4. the discomfort is the point

and building on that — the anxiety before a hard conversation, the frustration of not understanding something, being embarrassingly bad at something new — that's not a sign you're doing it wrong. that IS the growth. you literally need that discomfort for your brain to develop.

i keep reminding myself this when i want to avoid hard things. the discomfort is not a bug, it's the whole process.

5. you don't own the skills you think you own

this one's for developers. when you code with AI — and i do it every day — be honest with yourself. you're not building skills. you're renting them. the code works, the feature ships, but if the AI disappeared tomorrow, could you build the same thing from scratch?
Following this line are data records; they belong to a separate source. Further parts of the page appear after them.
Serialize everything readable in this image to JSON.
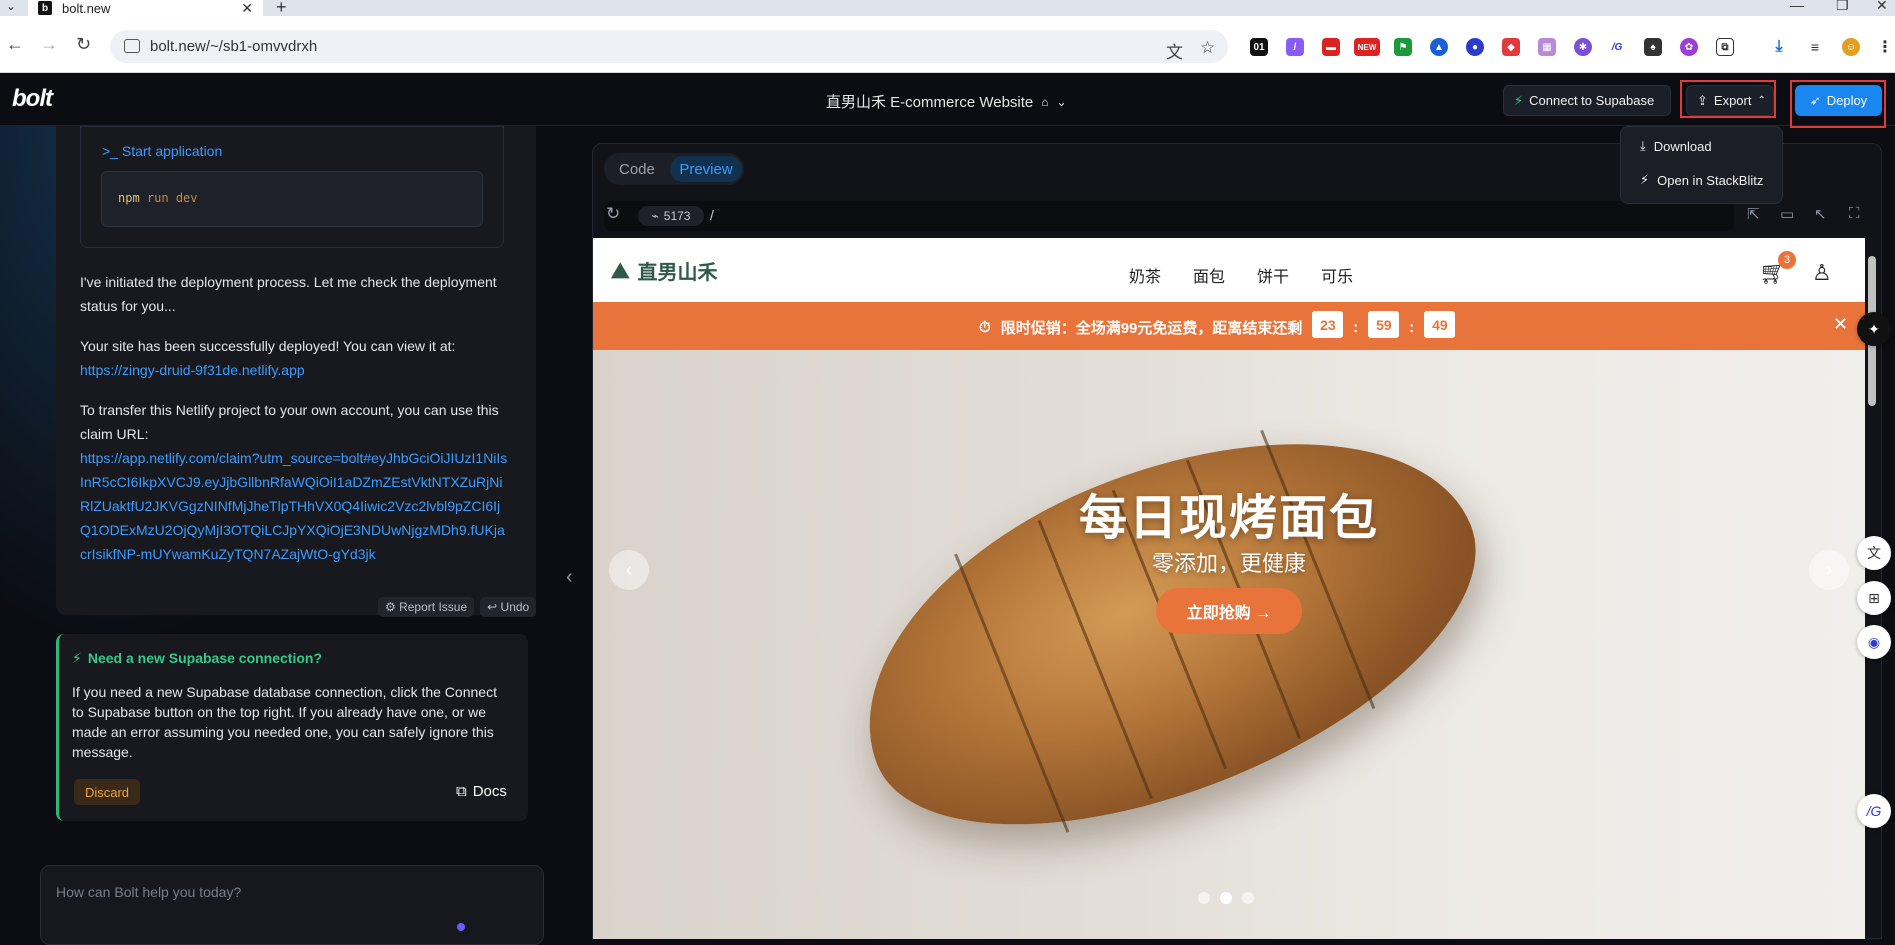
{
  "browser": {
    "tab_title": "bolt.new",
    "tab_favicon": "b",
    "url": "bolt.new/~/sb1-omvvdrxh",
    "extension_labels": [
      "01",
      "NEW",
      "/G"
    ]
  },
  "header": {
    "logo": "bolt",
    "project_title": "直男山禾 E-commerce Website",
    "connect_supabase": "Connect to Supabase",
    "export": "Export",
    "deploy": "Deploy"
  },
  "export_menu": {
    "items": [
      {
        "label": "Download",
        "icon": "download-icon"
      },
      {
        "label": "Open in StackBlitz",
        "icon": "bolt-icon"
      }
    ]
  },
  "chat": {
    "start_application": "Start application",
    "command_kw": "npm",
    "command_rest": "run dev",
    "msg1": "I've initiated the deployment process. Let me check the deployment status for you...",
    "msg2": "Your site has been successfully deployed! You can view it at:",
    "site_link": "https://zingy-druid-9f31de.netlify.app",
    "msg3": "To transfer this Netlify project to your own account, you can use  this claim URL:",
    "claim_link": "https://app.netlify.com/claim?utm_source=bolt#eyJhbGciOiJIUzI1NiIsInR5cCI6IkpXVCJ9.eyJjbGllbnRfaWQiOiI1aDZmZEstVktNTXZuRjNiRlZUaktfU2JKVGgzNINfMjJheTlpTHhVX0Q4Iiwic2Vzc2lvbl9pZCI6IjQ1ODExMzU2OjQyMjI3OTQiLCJpYXQiOjE3NDUwNjgzMDh9.fUKjacrIsikfNP-mUYwamKuZyTQN7AZajWtO-gYd3jk",
    "report_issue": "Report Issue",
    "undo": "Undo",
    "supabase_title": "Need a new Supabase connection?",
    "supabase_body": "If you need a new Supabase database connection, click the Connect to Supabase button on the top right. If you already have one, or we made an error assuming you needed one, you can safely ignore this message.",
    "discard": "Discard",
    "docs": "Docs",
    "prompt_placeholder": "How can Bolt help you today?"
  },
  "preview": {
    "tab_code": "Code",
    "tab_preview": "Preview",
    "port": "5173",
    "path": "/"
  },
  "site": {
    "brand": "直男山禾",
    "nav": [
      "奶茶",
      "面包",
      "饼干",
      "可乐"
    ],
    "cart_count": "3",
    "promo_text": "限时促销：全场满99元免运费，距离结束还剩",
    "countdown": {
      "h": "23",
      "m": "59",
      "s": "49"
    },
    "hero_title": "每日现烤面包",
    "hero_subtitle": "零添加，更健康",
    "hero_cta": "立即抢购 →",
    "slides_total": 3,
    "slide_active": 2,
    "accent": "#e8743b",
    "brand_color": "#2f5a48"
  }
}
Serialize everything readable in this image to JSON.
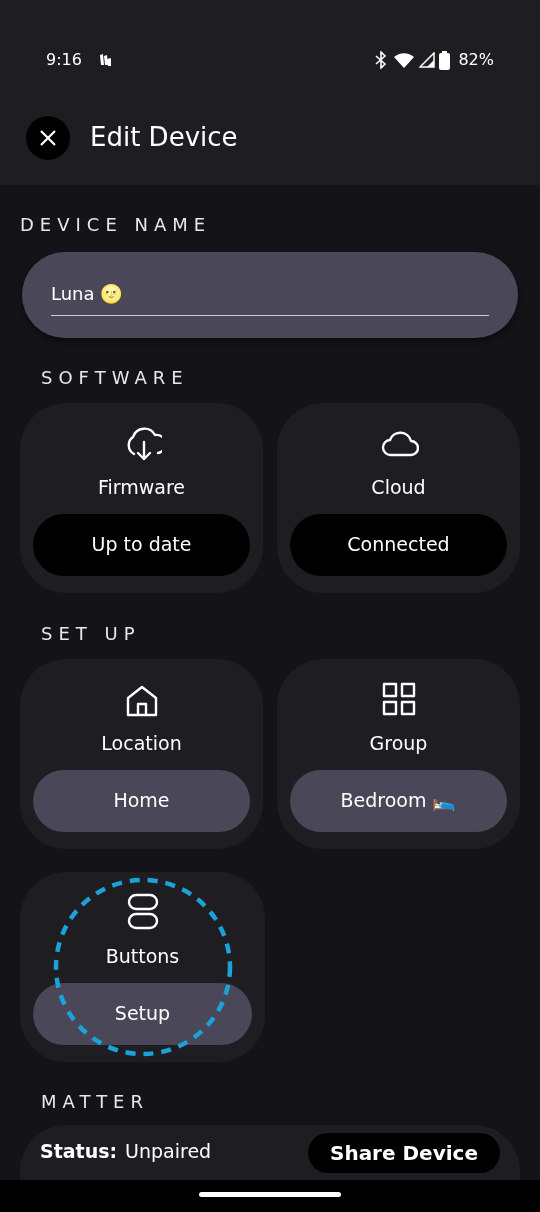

if the answer is probably not... then you don't own that skill. you're borrowing it from a service.

i'm not saying don't use AI. i use it constantly. just know the difference between skills you own and skills you're renting. invest in ownership.

6. purpose isn't optional

knowing your purpose — why you're here, what you're working toward — isn't some luxury for people who have time to think about philosophy. it's what keeps you going when motivation dies. and motivation always dies eventually.

for me that purpose is ibadah. service. worship. whatever word works for you, the idea is the same — there's something bigger than just getting through the day. and there's a resistance inside all of us, a voice that celebrates when we skip the hard thing and feels good when we do the wrong thing. recognizing that voice is half the battle. you have control over whether you listen.

7. there's a level of creativity above what AI does

AI can generate content, code, art. but there's a level above that — seeing connections nobody else sees, framing problems in ways that open up new solutions. that's the kind of creativity that actually matters and it can't be automated because it requires living, experiencing, failing, learning.

i need to train this more. read more, think deeper, make more things, get feedback. that's the work.


seven lessons. none of them are new. i've heard all of them before in some form. but this year they stopped being words and started being something i actually felt.

that's really the difference isn't it. knowing vs feeling.